MULTILATERATION UNDER FLIP AMBIGUITY FOR UAV POSITIONING USING ULTRAWIDE-BAND

K. Park1, J. Kang1, Z. Arjmandi1, M. Shahbazi2, and G. Sohn1 K. Park et al.
  • 1Department of Earth and Space Science and Engineering, York University, 4700 Keele Street, Toronto, Ontario, M3J 1P3, Canada
  • 2Centre de géomatique du Québec, Saguenay, G7H 1Z6, Canada

Keywords: Multilateration, Flip Ambiguity, Positioning, Ultrawide-band, Unmanned Aerial Vehicle

Abstract. Ultrawide-band (UWB) ranging technology and multilateration techniques have recently been emerging solutions for positioning unmanned aerial vehicles (UAVs) in GNSS-denied environments. This solution offers cm-level ranging accuracy and considerable robustness to multipath receptions. UWB modules are commonly used in an anchor-based configuration; i.e., one UWB tag is mounted on the UAV, and several UWB anchors are installed on the ground. In real-world operational conditions, anchors can form a planar or a near-planar surface.

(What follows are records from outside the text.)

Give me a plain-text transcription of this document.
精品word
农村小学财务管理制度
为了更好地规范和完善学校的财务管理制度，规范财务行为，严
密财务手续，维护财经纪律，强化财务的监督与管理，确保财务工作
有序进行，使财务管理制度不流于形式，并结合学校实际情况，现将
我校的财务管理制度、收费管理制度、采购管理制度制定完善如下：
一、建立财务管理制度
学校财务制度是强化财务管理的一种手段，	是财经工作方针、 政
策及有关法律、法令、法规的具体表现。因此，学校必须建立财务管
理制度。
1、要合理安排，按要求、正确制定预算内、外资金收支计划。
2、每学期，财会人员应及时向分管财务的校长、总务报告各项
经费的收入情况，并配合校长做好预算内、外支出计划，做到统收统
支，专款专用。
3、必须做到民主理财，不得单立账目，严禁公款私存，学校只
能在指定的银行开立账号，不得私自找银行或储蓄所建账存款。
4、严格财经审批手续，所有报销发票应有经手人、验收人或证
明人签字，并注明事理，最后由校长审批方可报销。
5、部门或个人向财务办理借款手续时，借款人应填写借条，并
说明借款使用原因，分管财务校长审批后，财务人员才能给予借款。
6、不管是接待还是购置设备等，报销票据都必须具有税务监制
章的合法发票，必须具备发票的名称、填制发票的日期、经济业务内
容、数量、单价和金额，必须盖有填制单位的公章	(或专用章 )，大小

This causes a geometric ambiguity, called flip ambiguity, in position estimation. Flip ambiguity can lead to considerable errors in the estimated position by multilateration. In this paper, we present a multilateration approach, which automatically resolves the flip ambiguity for UAV-positioning using UWB ranging. The proposed multilateration method first computes an algebraic solution through recursive least squares. If the initially estimated position is found to be flipped, then it is corrected by a symmetric reflection with respect to the anchor plane. Finally, the estimated position is refined by non-linear optimization. Extensive experiments in a real environment show that the proposed algorithm can effectively tackle the issue of flip ambiguity in multilateration, leading to a significant improvement in positioning accuracy.